Hey, BC! The party sounds great!
so getting time together is almost impossible at this point.
I sure know what that is like. I feel constantly pulled between HRG and DDs.
I am being haunted by what's happened to me. I'm not getting any ENs met and that gets my brain racing. This isn't GFs fault. It's EXWW's. I'm having trouble keeping my brain settled. All these horrible thoughts enter my brain despite GF doing nothing to warrant these thoughts. It helps that I recognize where they're coming from and that allows me to overcome them, but it doesn't stop them from coming back. I hope this goes away as more time passes, but I do wonder if this is something I'll fight forever.
I'm right there with you, BC. There's times I think I should just cut HRG loose. It doesn't seem really fair to only be partway in it, although he says he is okay with it.

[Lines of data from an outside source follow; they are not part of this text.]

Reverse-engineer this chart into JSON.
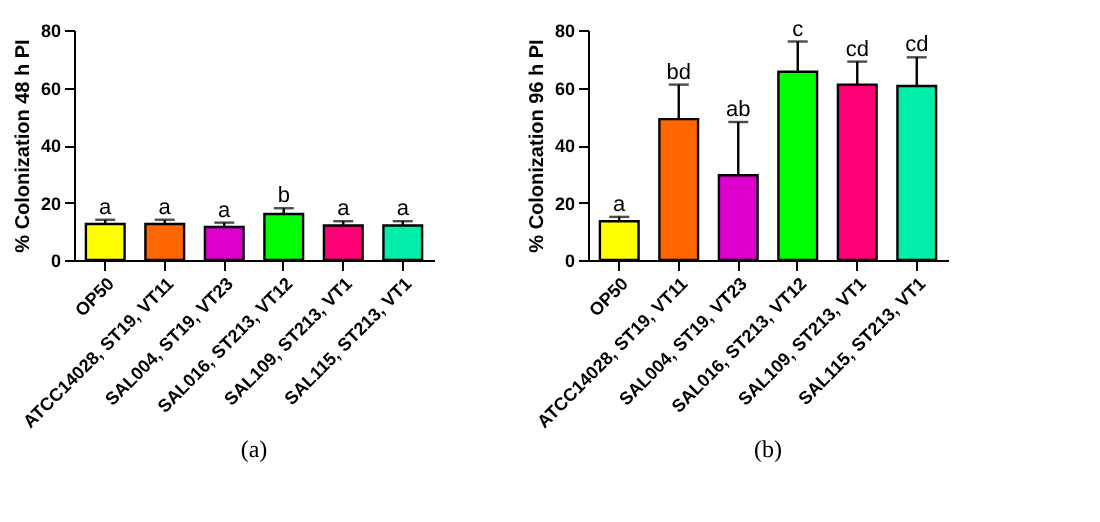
{
  "chart_data": [
    {
      "type": "bar",
      "ylabel": "% Colonization 48 h PI",
      "categories": [
        "OP50",
        "ATCC14028, ST19, VT11",
        "SAL004, ST19, VT23",
        "SAL016, ST213, VT12",
        "SAL109, ST213, VT1",
        "SAL115, ST213, VT1"
      ],
      "values": [
        12.5,
        12.5,
        11.5,
        16,
        12,
        12
      ],
      "errors": [
        [
          12.5,
          14
        ],
        [
          12.5,
          14
        ],
        [
          11.5,
          13
        ],
        [
          16,
          18
        ],
        [
          12,
          13.5
        ],
        [
          12,
          13.5
        ]
      ],
      "colors": [
        "#ffff00",
        "#ff6600",
        "#dd00cc",
        "#00ff00",
        "#ff0077",
        "#00eeaa"
      ],
      "ylim": [
        0,
        80
      ],
      "yticks": [
        0,
        20,
        40,
        60,
        80
      ],
      "grid": false,
      "annotations": [
        {
          "text": "a",
          "x": "OP50",
          "y": 14
        },
        {
          "text": "a",
          "x": "ATCC14028, ST19, VT11",
          "y": 14
        },
        {
          "text": "a",
          "x": "SAL004, ST19, VT23",
          "y": 13
        },
        {
          "text": "b",
          "x": "SAL016, ST213, VT12",
          "y": 18
        },
        {
          "text": "a",
          "x": "SAL109, ST213, VT1",
          "y": 13.5
        },
        {
          "text": "a",
          "x": "SAL115, ST213, VT1",
          "y": 13.5
        },
        "(a)"
      ]
    },
    {
      "type": "bar",
      "ylabel": "% Colonization 96 h PI",
      "categories": [
        "OP50",
        "ATCC14028, ST19, VT11",
        "SAL004, ST19, VT23",
        "SAL016, ST213, VT12",
        "SAL109, ST213, VT1",
        "SAL115, ST213, VT1"
      ],
      "values": [
        13.5,
        49,
        29.5,
        65.5,
        61,
        60.5
      ],
      "errors": [
        [
          13.5,
          15
        ],
        [
          49,
          61
        ],
        [
          29.5,
          48
        ],
        [
          65.5,
          76
        ],
        [
          61,
          69
        ],
        [
          60.5,
          70.5
        ]
      ],
      "colors": [
        "#ffff00",
        "#ff6600",
        "#dd00cc",
        "#00ff00",
        "#ff0077",
        "#00eeaa"
      ],
      "ylim": [
        0,
        80
      ],
      "yticks": [
        0,
        20,
        40,
        60,
        80
      ],
      "grid": false,
      "annotations": [
        {
          "text": "a",
          "x": "OP50",
          "y": 15
        },
        {
          "text": "bd",
          "x": "ATCC14028, ST19, VT11",
          "y": 61
        },
        {
          "text": "ab",
          "x": "SAL004, ST19, VT23",
          "y": 48
        },
        {
          "text": "c",
          "x": "SAL016, ST213, VT12",
          "y": 76
        },
        {
          "text": "cd",
          "x": "SAL109, ST213, VT1",
          "y": 69
        },
        {
          "text": "cd",
          "x": "SAL115, ST213, VT1",
          "y": 70.5
        },
        "(b)"
      ]
    }
  ]
}
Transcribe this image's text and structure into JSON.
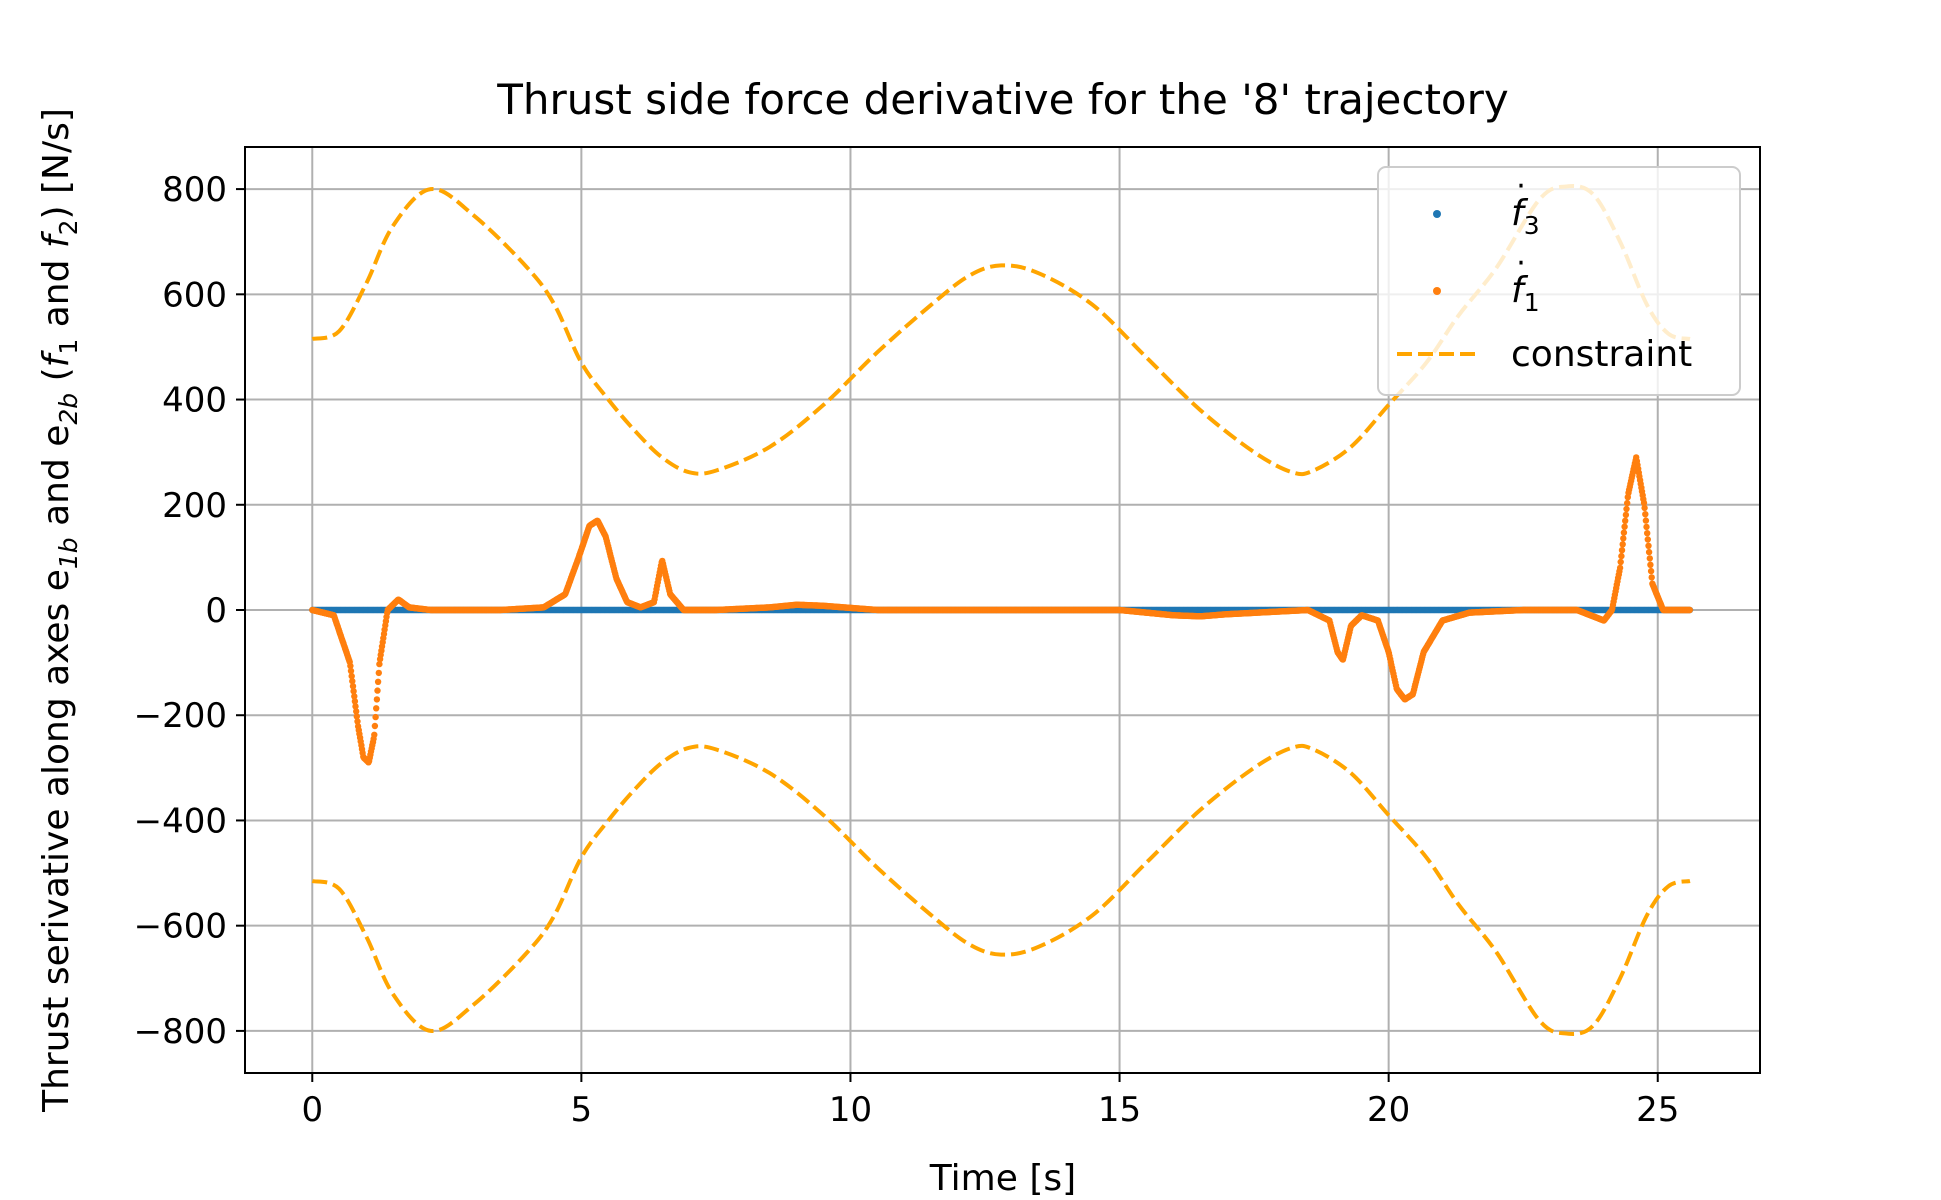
{
  "chart_data": {
    "type": "line",
    "title": "Thrust side force derivative for the '8' trajectory",
    "xlabel": "Time [s]",
    "ylabel": {
      "prefix": "Thrust serivative along axes e",
      "sub1": "1b",
      "mid": " and e",
      "sub2": "2b",
      "open": " (",
      "f1": "f",
      "f1sub": "1",
      "and": " and ",
      "f2": "f",
      "f2sub": "2",
      "close": ") [N/s]"
    },
    "xlim": [
      -1.25,
      26.9
    ],
    "ylim": [
      -880,
      880
    ],
    "xticks": [
      0,
      5,
      10,
      15,
      20,
      25
    ],
    "yticks": [
      800,
      600,
      400,
      200,
      0,
      -200,
      -400,
      -600,
      -800
    ],
    "ytick_labels": [
      "800",
      "600",
      "400",
      "200",
      "0",
      "−200",
      "−400",
      "−600",
      "−800"
    ],
    "xtick_labels": [
      "0",
      "5",
      "10",
      "15",
      "20",
      "25"
    ],
    "grid": true,
    "legend_position": "top-right",
    "legend": [
      {
        "label_base": "f",
        "label_sub": "3",
        "marker": "dot",
        "color": "#1f77b4"
      },
      {
        "label_base": "f",
        "label_sub": "1",
        "marker": "dot",
        "color": "#ff7f0e"
      },
      {
        "label": "constraint",
        "marker": "dashed",
        "color": "#ffa500"
      }
    ],
    "series": [
      {
        "name": "f3",
        "color": "#1f77b4",
        "style": "dots",
        "x": [
          0,
          25.6
        ],
        "y": [
          0,
          0
        ]
      },
      {
        "name": "f1",
        "color": "#ff7f0e",
        "style": "dots",
        "x": [
          0,
          0.4,
          0.7,
          0.85,
          0.95,
          1.05,
          1.15,
          1.25,
          1.4,
          1.6,
          1.8,
          2.2,
          3.5,
          4.3,
          4.7,
          4.95,
          5.15,
          5.3,
          5.45,
          5.65,
          5.85,
          6.1,
          6.35,
          6.5,
          6.65,
          6.9,
          7.5,
          8.5,
          9.0,
          9.5,
          10.5,
          15,
          16,
          16.5,
          17,
          18.5,
          18.9,
          19.05,
          19.15,
          19.3,
          19.5,
          19.8,
          20.0,
          20.15,
          20.3,
          20.45,
          20.65,
          21,
          21.5,
          22.5,
          23.5,
          24.0,
          24.15,
          24.3,
          24.45,
          24.6,
          24.75,
          24.9,
          25.1,
          25.6
        ],
        "y": [
          0,
          -10,
          -100,
          -220,
          -280,
          -290,
          -240,
          -100,
          0,
          20,
          5,
          0,
          0,
          5,
          30,
          100,
          160,
          170,
          140,
          60,
          15,
          5,
          15,
          95,
          30,
          0,
          0,
          5,
          10,
          8,
          0,
          0,
          -10,
          -12,
          -8,
          0,
          -20,
          -80,
          -95,
          -30,
          -10,
          -20,
          -80,
          -150,
          -170,
          -160,
          -80,
          -20,
          -5,
          0,
          0,
          -20,
          0,
          80,
          220,
          290,
          200,
          50,
          0,
          0
        ]
      },
      {
        "name": "constraint",
        "color": "#ffa500",
        "style": "dashed",
        "mirror": true,
        "x": [
          0,
          0.5,
          1.0,
          1.5,
          2.2,
          3.0,
          4.0,
          4.5,
          5.0,
          5.5,
          6.0,
          6.5,
          7.0,
          7.5,
          8.5,
          9.5,
          10.5,
          11.5,
          12.2,
          12.8,
          13.5,
          14.5,
          15.5,
          16.5,
          17.5,
          18.2,
          18.6,
          19.3,
          20.0,
          20.7,
          21.3,
          22.0,
          22.8,
          23.3,
          23.8,
          24.3,
          24.8,
          25.2,
          25.6
        ],
        "y": [
          515,
          530,
          620,
          730,
          800,
          750,
          650,
          580,
          470,
          400,
          340,
          290,
          262,
          265,
          310,
          390,
          490,
          580,
          635,
          655,
          640,
          580,
          480,
          380,
          300,
          262,
          265,
          310,
          390,
          470,
          560,
          650,
          780,
          805,
          790,
          700,
          580,
          525,
          515
        ]
      }
    ]
  }
}
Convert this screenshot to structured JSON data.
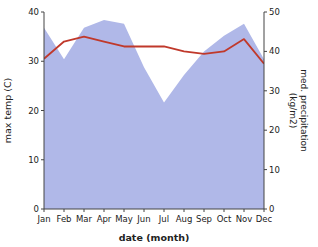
{
  "chart_data": {
    "type": "line",
    "xlabel": "date (month)",
    "ylabel": "max temp (C)",
    "y2label": "med. precipitation\n(kg/m2)",
    "categories": [
      "Jan",
      "Feb",
      "Mar",
      "Apr",
      "May",
      "Jun",
      "Jul",
      "Aug",
      "Sep",
      "Oct",
      "Nov",
      "Dec"
    ],
    "series": [
      {
        "type": "area",
        "axis": "y2",
        "color": "#b0b8e8",
        "values": [
          46,
          38,
          46,
          48,
          47,
          36,
          27,
          34,
          40,
          44,
          47,
          38
        ]
      },
      {
        "type": "line",
        "color": "#c0392b",
        "values": [
          30.5,
          34.0,
          35.0,
          34.0,
          33.0,
          33.0,
          33.0,
          32.0,
          31.5,
          32.0,
          34.5,
          29.5
        ]
      }
    ],
    "ylim": [
      0,
      40
    ],
    "yticks": [
      0,
      10,
      20,
      30,
      40
    ],
    "y2lim": [
      0,
      50
    ],
    "y2ticks": [
      0,
      10,
      20,
      30,
      40,
      50
    ]
  }
}
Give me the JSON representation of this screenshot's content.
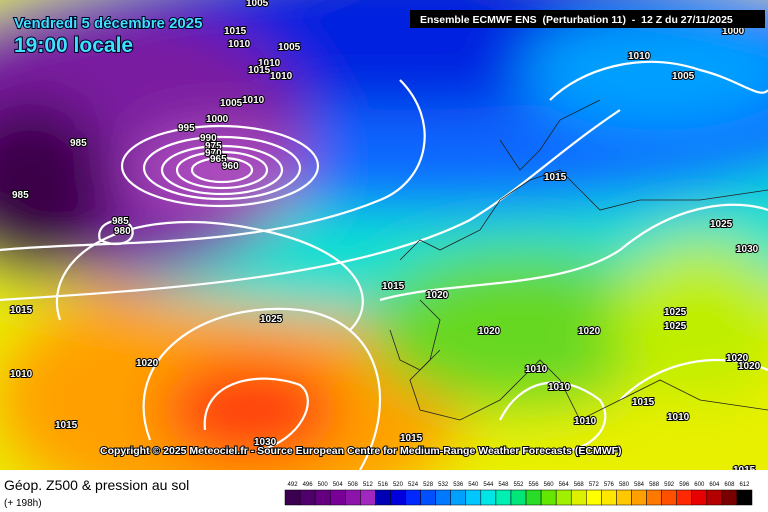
{
  "header": {
    "date": "Vendredi 5 décembre 2025",
    "time": "19:00 locale",
    "model": "Ensemble ECMWF ENS  (Perturbation 11)  -  12 Z du 27/11/2025"
  },
  "isobars": [
    1005,
    1015,
    1010,
    1005,
    1010,
    1015,
    1010,
    1005,
    1010,
    1000,
    995,
    990,
    985,
    975,
    970,
    965,
    960,
    985,
    985,
    980,
    1015,
    1010,
    1005,
    1000,
    1025,
    1030,
    1015,
    1020,
    1025,
    1020,
    1020,
    1025,
    1025,
    1020,
    1010,
    1010,
    1010,
    1020,
    1020,
    1015,
    1010,
    1010,
    1015,
    1030,
    1015,
    1015,
    1015
  ],
  "copyright": "Copyright © 2025 Meteociel.fr - Source European Centre for Medium-Range Weather Forecasts (ECMWF)",
  "footer": {
    "title": "Géop. Z500 & pression au sol",
    "lead": "(+ 198h)"
  },
  "scale": {
    "values": [
      492,
      496,
      500,
      504,
      508,
      512,
      516,
      520,
      524,
      528,
      532,
      536,
      540,
      544,
      548,
      552,
      556,
      560,
      564,
      568,
      572,
      576,
      580,
      584,
      588,
      592,
      596,
      600,
      604,
      608,
      612
    ],
    "colors": [
      "#3c0050",
      "#50006a",
      "#640080",
      "#780096",
      "#8c14aa",
      "#a028be",
      "#0000b4",
      "#0000dc",
      "#0028ff",
      "#0050ff",
      "#0078ff",
      "#00a0ff",
      "#00c8ff",
      "#00e6e6",
      "#00f0b4",
      "#00e678",
      "#28dc28",
      "#64e600",
      "#a0f000",
      "#dcf000",
      "#ffff00",
      "#ffe600",
      "#ffc800",
      "#ffa000",
      "#ff7800",
      "#ff5000",
      "#ff2800",
      "#e60000",
      "#b40000",
      "#780000",
      "#000000"
    ]
  }
}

I checked HRG email the other day. My H cheated on me, what can I say? There was a message from his exwife.
It was too friendly for my taste. But it wasn't OVERLY friendly, KWIM?
But what do I expect? Does everyone have to be enemies once they divorce? Are there any feelings there that I need to be concerned about?
At my age, there are very few men that have not yet been married and won't have exes to contend with.
I don't know how to deal with that and not feel that I'm being cheated on every time he has contact.
things are going well. I keep myself pretty busy. My job's fairly secure, I'm financially stable, and I get plenty of time with family and friends.
Good for you, amigo. I have faith that the rest will work itself out eventually.